What does it mean to be a connected educator? This is a question some National Writing Project (NWP) colleagues and I will be exploring on tomorrow’s NWP radio show Thursday afternoon.
“Take it from an educator or thousands” is the call of this year’s Connected Educator Month set for October 2013. A partner of the NWP through our Educator Innovator Initiative, Connected Educator Month (CEM) seeks to broaden and deepen educator participation in online communities of practice and move towards a more fully connected and collaborative profession. This NWP Radio will explore what it means to be a connected educator in the 21st century, what the implications are for writing project sites today, and how to get involved in CEM in October and connect with the larger Educator Innovator Initiative throughout the year.
I guess it’s time to claim that label for myself. I am a connected educator. But what does that mean? For me it means access to professional resources…quickly and easily, and from educators from all over who I have come to know and trust from their online presence. I do know some of these people from face-to-face interactions while others I only know virtually. We connect on Twitter, Facebook, Google+, Instagram, and through our blogs. And while our interactions are primarily professional, we do get to know each other as people as well.
And being connected means more than that. Being connected pushes me to try on and develop my digital literacies. This summer I explored Connected Learning principles through the CLMOOC (Connected Learning Massive Open Online Collaboration).

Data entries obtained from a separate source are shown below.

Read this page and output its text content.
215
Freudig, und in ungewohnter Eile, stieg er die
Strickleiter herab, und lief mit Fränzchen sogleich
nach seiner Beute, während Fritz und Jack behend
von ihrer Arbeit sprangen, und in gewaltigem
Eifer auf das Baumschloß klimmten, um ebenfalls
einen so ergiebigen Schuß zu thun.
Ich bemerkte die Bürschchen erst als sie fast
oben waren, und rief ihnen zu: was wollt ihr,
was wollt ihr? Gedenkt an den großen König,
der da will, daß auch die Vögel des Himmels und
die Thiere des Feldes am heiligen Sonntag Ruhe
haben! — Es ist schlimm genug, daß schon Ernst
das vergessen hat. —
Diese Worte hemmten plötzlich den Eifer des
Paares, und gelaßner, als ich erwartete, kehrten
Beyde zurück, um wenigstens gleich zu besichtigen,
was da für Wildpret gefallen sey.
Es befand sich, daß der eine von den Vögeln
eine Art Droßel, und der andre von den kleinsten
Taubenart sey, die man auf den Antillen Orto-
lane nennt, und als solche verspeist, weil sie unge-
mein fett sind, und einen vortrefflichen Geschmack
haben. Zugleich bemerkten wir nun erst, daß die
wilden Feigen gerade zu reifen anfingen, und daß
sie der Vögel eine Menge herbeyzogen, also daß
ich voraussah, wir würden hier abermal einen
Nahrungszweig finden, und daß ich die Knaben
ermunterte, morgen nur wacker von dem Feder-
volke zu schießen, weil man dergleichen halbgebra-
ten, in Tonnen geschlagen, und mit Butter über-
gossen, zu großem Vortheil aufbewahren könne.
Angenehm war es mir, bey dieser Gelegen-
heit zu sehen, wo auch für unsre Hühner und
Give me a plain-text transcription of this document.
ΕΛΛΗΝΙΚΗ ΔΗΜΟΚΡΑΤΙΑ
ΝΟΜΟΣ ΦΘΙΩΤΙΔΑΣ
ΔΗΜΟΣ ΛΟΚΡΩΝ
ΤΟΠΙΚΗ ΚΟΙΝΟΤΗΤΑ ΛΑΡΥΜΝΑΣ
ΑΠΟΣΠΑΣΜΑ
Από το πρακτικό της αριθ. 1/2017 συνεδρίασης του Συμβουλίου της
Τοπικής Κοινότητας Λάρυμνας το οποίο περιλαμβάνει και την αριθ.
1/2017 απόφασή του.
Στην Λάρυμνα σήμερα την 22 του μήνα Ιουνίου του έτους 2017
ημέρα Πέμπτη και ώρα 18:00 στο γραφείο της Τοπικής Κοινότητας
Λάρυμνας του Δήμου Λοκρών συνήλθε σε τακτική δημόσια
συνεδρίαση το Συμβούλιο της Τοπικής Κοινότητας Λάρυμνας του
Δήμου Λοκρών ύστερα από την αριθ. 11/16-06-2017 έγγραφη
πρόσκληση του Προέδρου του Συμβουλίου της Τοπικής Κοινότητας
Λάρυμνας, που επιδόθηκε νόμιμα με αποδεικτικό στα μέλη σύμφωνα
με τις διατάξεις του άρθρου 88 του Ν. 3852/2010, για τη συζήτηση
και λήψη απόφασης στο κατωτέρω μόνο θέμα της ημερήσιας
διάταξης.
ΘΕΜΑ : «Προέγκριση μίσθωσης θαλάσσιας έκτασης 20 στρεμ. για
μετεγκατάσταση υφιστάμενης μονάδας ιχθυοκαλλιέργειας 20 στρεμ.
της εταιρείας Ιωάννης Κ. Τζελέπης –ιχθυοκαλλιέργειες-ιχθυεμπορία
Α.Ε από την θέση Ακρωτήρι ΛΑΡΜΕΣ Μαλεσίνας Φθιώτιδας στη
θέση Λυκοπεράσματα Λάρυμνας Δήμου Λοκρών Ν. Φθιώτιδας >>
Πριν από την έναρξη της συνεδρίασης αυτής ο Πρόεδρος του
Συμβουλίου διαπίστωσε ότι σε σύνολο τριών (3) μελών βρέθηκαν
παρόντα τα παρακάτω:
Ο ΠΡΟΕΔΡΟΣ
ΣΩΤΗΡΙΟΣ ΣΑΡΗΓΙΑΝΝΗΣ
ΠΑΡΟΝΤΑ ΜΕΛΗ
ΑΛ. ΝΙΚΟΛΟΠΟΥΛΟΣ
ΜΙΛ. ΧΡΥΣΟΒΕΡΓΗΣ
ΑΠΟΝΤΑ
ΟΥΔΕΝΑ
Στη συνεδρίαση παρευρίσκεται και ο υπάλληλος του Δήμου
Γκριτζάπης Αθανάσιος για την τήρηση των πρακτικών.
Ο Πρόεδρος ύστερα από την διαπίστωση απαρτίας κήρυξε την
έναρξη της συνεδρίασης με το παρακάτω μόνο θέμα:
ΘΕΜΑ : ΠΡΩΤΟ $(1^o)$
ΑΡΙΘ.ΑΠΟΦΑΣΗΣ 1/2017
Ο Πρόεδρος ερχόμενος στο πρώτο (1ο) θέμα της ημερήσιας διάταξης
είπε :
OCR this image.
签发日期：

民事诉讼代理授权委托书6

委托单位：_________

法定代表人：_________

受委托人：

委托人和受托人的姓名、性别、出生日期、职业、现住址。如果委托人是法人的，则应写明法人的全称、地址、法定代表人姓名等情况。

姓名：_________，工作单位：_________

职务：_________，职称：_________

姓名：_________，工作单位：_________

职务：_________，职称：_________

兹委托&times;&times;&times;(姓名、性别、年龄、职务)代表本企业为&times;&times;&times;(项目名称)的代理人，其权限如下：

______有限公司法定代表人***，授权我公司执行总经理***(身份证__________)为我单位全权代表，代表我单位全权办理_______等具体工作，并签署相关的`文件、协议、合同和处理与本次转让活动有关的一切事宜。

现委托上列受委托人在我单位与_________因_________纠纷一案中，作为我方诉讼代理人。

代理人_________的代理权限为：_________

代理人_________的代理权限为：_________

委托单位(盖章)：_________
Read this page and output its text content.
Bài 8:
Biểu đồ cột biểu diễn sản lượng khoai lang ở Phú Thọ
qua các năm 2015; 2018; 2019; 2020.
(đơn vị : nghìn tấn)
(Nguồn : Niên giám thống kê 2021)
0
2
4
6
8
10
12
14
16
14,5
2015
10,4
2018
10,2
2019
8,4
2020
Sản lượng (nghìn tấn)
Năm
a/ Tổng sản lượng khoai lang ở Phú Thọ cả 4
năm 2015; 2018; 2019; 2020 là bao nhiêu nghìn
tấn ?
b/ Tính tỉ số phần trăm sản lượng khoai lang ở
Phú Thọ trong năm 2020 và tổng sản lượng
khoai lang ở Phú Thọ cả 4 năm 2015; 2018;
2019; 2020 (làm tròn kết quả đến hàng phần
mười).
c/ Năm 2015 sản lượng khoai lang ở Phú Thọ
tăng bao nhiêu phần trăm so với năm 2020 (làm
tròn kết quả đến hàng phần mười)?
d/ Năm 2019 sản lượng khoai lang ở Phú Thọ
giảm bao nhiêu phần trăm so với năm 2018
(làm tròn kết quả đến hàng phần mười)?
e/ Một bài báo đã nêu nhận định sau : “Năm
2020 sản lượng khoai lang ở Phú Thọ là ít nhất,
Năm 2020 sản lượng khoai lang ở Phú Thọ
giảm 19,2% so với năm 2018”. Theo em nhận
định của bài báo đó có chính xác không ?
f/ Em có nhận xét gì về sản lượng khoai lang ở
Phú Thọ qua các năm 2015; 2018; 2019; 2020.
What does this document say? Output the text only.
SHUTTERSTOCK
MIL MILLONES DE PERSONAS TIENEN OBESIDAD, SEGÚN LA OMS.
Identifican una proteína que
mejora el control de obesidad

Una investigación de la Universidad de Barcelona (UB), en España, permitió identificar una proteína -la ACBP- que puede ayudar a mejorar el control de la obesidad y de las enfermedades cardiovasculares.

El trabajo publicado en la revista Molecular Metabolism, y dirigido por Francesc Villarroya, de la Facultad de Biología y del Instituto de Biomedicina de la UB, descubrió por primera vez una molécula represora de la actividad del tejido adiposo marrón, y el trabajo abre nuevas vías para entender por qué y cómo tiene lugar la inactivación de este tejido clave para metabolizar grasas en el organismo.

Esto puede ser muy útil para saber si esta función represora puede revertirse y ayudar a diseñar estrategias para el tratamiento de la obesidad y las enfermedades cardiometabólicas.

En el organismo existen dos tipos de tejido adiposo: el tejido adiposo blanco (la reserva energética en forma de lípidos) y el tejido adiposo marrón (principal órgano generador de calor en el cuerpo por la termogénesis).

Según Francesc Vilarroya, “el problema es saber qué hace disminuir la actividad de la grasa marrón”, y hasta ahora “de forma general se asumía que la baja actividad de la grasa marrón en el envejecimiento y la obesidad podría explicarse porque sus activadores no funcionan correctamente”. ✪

I focused on “making”–mostly through my interest in photography, experiencing firsthand the power of interest-driven and peer supported learning. I tried new tools and pushed myself to be more open and public with my own processes. As a result I learned a lot, connected with an amazing group of educators, and had tons of fun! And all of that also transfers both into my classroom and to my local writing project (SDAWP).
And I also learned that all of this is an ongoing work in progress. You don’t suddenly become a connected educator and then you’re done. It’s a lot like being a writer. You’re a writer when you write. You’re a connected educator when you stay connected–and produce as well as receive. It’s the give and take that makes all the learning possible and supports us, as educators, to support our students in their connected lives.
I hope you can join us for the radio show tomorrow (or listen to the archive). I look forward to the opportunity to talk about being a connected educator with a group of others exploring this possibility. Oh, and October is Connected Educator Month…how will you connect?